I had seen the trailer, and on that basis I bought (yes, "bought!" ) the blue ray.
Turns out, the trailer had quite some amusing bits. The movie? Not so much. The story drags, the characters are bland and by times annoying. The setting was uninteresting and bland too. A mixture of Renaissance and medieval, done in the most jarring way possible.
But, what got me really annoyed was that the animators, director and editors fell for the big no-no in CGI-animation: " We built it. So we shall proceed to light it, ALL of it, as harsh as possible" The result? The picture seems burnt-out, bland, pale, and only got slightly interesting when the hero treks through misty mountains.

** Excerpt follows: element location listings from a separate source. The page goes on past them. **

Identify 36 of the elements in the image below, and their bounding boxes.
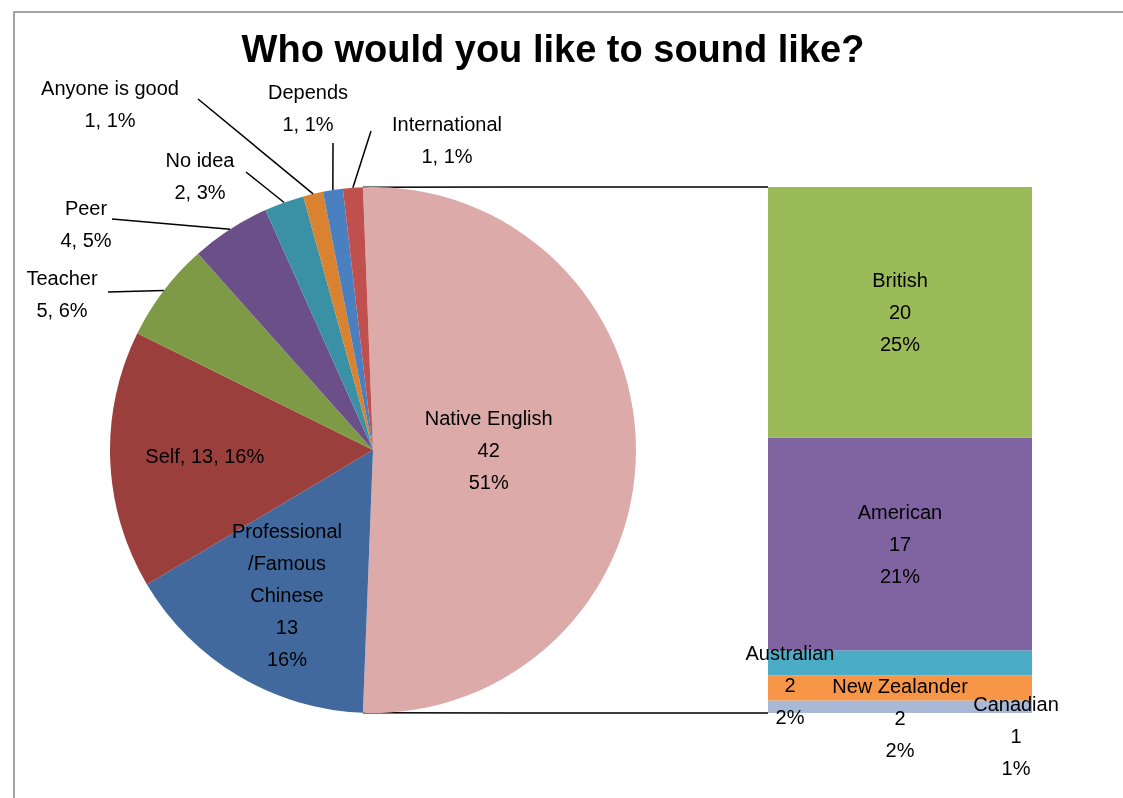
data-label: 5, 6%	[36, 299, 88, 321]
data-label: 42 51%	[468, 439, 509, 493]
bar	[768, 187, 1032, 438]
data-label: 1, 1%	[84, 109, 136, 131]
data-label: 2 2%	[775, 674, 805, 728]
slice-label: Anyone is good	[41, 77, 179, 99]
data-label: 1 1%	[1001, 725, 1031, 779]
pie-slice	[137, 253, 373, 450]
data-label: 20 25%	[879, 301, 921, 356]
data-label: 1, 1%	[421, 145, 473, 167]
pie-slice	[265, 196, 373, 450]
data-label: 2, 3%	[174, 181, 226, 203]
data-label: 2 2%	[885, 707, 915, 761]
series-label: New Zealander	[832, 675, 969, 697]
chart-title: Who would you like to sound like?	[241, 28, 865, 70]
slice-label: Peer	[64, 197, 108, 219]
series-label: American	[857, 500, 943, 523]
slice-label: Professional /Famous Chinese	[231, 519, 343, 606]
slice-label: International	[391, 113, 503, 135]
pie-slice	[198, 210, 373, 450]
slice-label: Depends	[267, 81, 349, 103]
slice-label: Native English	[424, 407, 553, 429]
data-label: 17 21%	[879, 532, 921, 587]
slice-label: Self, 13, 16%	[145, 445, 265, 468]
slice-label: No idea	[165, 149, 236, 171]
data-label: 1, 1%	[282, 113, 334, 135]
pie-slice	[146, 450, 373, 713]
data-label: 13 16%	[266, 615, 308, 670]
slice-label: Teacher	[26, 267, 98, 289]
data-label: 4, 5%	[60, 229, 112, 251]
series-label: British	[872, 269, 928, 292]
series-label: Canadian	[973, 693, 1059, 715]
pie-slice	[362, 187, 636, 713]
pie-slice	[110, 333, 373, 585]
pie-slice	[303, 191, 373, 450]
pie-slice	[322, 188, 373, 450]
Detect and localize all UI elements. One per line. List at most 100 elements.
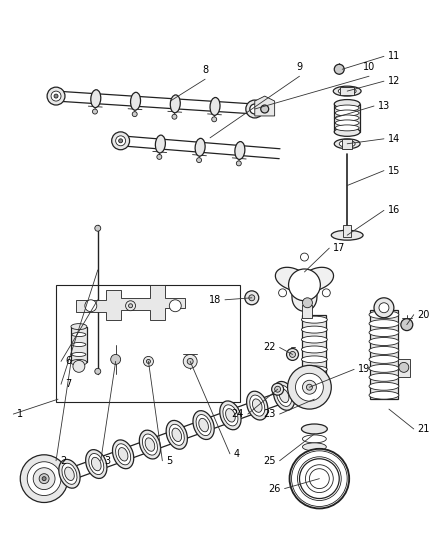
Circle shape (183, 354, 197, 368)
Text: 13: 13 (378, 101, 390, 111)
Text: 16: 16 (388, 205, 400, 215)
Circle shape (237, 161, 241, 166)
Circle shape (246, 100, 264, 118)
Ellipse shape (195, 139, 205, 156)
Ellipse shape (139, 430, 161, 459)
Circle shape (129, 304, 133, 308)
Ellipse shape (369, 346, 399, 354)
Ellipse shape (247, 391, 268, 420)
Ellipse shape (333, 86, 361, 96)
Ellipse shape (142, 434, 158, 455)
Ellipse shape (71, 324, 87, 329)
Ellipse shape (301, 316, 327, 323)
Ellipse shape (301, 356, 327, 363)
Circle shape (401, 319, 413, 330)
Ellipse shape (304, 376, 318, 397)
Ellipse shape (89, 454, 104, 474)
Ellipse shape (369, 337, 399, 345)
Ellipse shape (72, 352, 86, 357)
Circle shape (95, 225, 101, 231)
Polygon shape (276, 267, 334, 311)
Circle shape (116, 136, 126, 146)
Bar (71, 327, 87, 362)
Text: 24: 24 (231, 409, 244, 419)
Ellipse shape (65, 467, 74, 480)
Circle shape (290, 449, 349, 508)
Bar (56, 285, 240, 402)
Text: 17: 17 (333, 243, 346, 253)
Ellipse shape (193, 410, 214, 440)
Ellipse shape (339, 140, 355, 147)
Ellipse shape (306, 379, 316, 393)
Bar (340, 87, 354, 95)
Circle shape (187, 358, 193, 365)
Text: 10: 10 (363, 62, 375, 72)
Circle shape (20, 455, 68, 503)
Ellipse shape (62, 463, 77, 484)
Ellipse shape (145, 438, 155, 451)
Ellipse shape (131, 92, 141, 110)
Ellipse shape (199, 418, 208, 432)
Text: 7: 7 (65, 379, 71, 389)
Ellipse shape (301, 376, 327, 383)
Ellipse shape (169, 424, 184, 446)
Ellipse shape (223, 405, 238, 426)
Ellipse shape (335, 120, 359, 126)
Circle shape (73, 360, 85, 373)
Circle shape (95, 368, 101, 374)
Ellipse shape (335, 105, 359, 111)
Circle shape (275, 386, 281, 392)
Ellipse shape (91, 90, 101, 108)
Circle shape (85, 300, 97, 312)
Ellipse shape (86, 450, 107, 479)
Circle shape (119, 139, 123, 143)
Circle shape (112, 132, 130, 150)
Ellipse shape (331, 230, 363, 240)
Circle shape (399, 362, 409, 373)
Ellipse shape (273, 382, 295, 410)
Circle shape (249, 295, 255, 301)
Circle shape (300, 253, 308, 261)
Ellipse shape (210, 98, 220, 115)
Text: 12: 12 (388, 76, 400, 86)
Circle shape (144, 357, 153, 366)
Ellipse shape (369, 311, 399, 319)
Ellipse shape (250, 395, 265, 416)
Bar (342, 139, 352, 149)
Circle shape (286, 349, 298, 360)
Text: 2: 2 (60, 456, 66, 466)
Circle shape (379, 303, 389, 313)
Circle shape (51, 91, 61, 101)
Bar (343, 225, 351, 237)
Text: 8: 8 (202, 65, 208, 75)
Circle shape (170, 300, 181, 312)
Ellipse shape (301, 366, 327, 373)
Text: 22: 22 (263, 343, 276, 352)
Ellipse shape (92, 457, 101, 471)
Ellipse shape (301, 424, 327, 434)
Ellipse shape (334, 100, 360, 109)
Text: 20: 20 (418, 310, 430, 320)
Circle shape (303, 298, 312, 308)
Text: 1: 1 (17, 409, 23, 419)
Circle shape (146, 359, 150, 364)
Ellipse shape (116, 444, 131, 465)
Circle shape (172, 114, 177, 119)
Bar (334, 104, 360, 132)
Ellipse shape (279, 389, 289, 402)
Circle shape (303, 380, 316, 394)
Ellipse shape (335, 115, 359, 121)
Text: 18: 18 (209, 295, 221, 305)
Bar (370, 310, 398, 399)
Text: 4: 4 (234, 449, 240, 459)
Circle shape (322, 289, 330, 297)
Circle shape (92, 109, 97, 114)
Ellipse shape (301, 326, 327, 333)
Ellipse shape (335, 110, 359, 116)
Ellipse shape (369, 329, 399, 336)
Polygon shape (255, 96, 275, 116)
Ellipse shape (252, 399, 262, 413)
Circle shape (245, 291, 259, 305)
Circle shape (289, 269, 320, 301)
Circle shape (132, 111, 137, 117)
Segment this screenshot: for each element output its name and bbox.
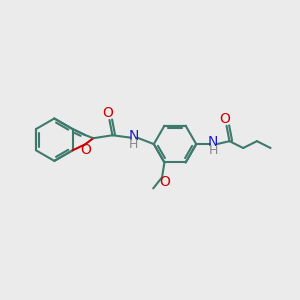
Text: O: O — [80, 143, 92, 157]
Text: O: O — [103, 106, 113, 121]
Text: H: H — [208, 143, 218, 157]
Text: O: O — [159, 176, 170, 190]
Text: N: N — [208, 135, 218, 149]
Text: N: N — [128, 129, 139, 143]
Text: H: H — [129, 138, 138, 151]
Text: O: O — [219, 112, 230, 126]
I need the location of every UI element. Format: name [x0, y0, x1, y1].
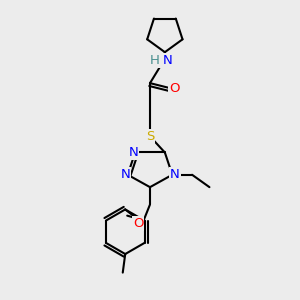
Text: N: N: [128, 146, 138, 159]
Text: O: O: [169, 82, 179, 94]
Text: N: N: [120, 168, 130, 181]
Text: N: N: [163, 54, 172, 67]
Text: N: N: [170, 168, 180, 181]
Text: H: H: [150, 54, 160, 67]
Text: O: O: [133, 217, 143, 230]
Text: S: S: [146, 130, 154, 143]
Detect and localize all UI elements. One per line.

Oh, and the producers of the Bue Ray couldn't help themselves, and HAD to put in (almost) unskippable trailers of some extremely uninteresting CGI glut.. Having paid for the Blue Ray, I felt quite insulted by that, and started to understand some of the reasons that people decide to rip movies. It really, REALLY ticked me off.
I still refuse to rip DVD's and such as a matter of principle, but stuff like that, makes it really hard to keep steadfast.
On a side-note: it's not just "Justin and the Knights of Valour" that does that. It's an affliction shared by many big names. I hope, one day the industry wakes up. Offering a bare-bones download version of a movie is a first good step, seen with many movies nowadays.
All in all, it's -maybe- nice for kids, on a TV cartoon afternoon, but it's no feature film material. Too long, too bland, too predictable, and iffy animation to boot..
It gets a "4" for effort, being a smaller European studio, but that's about it.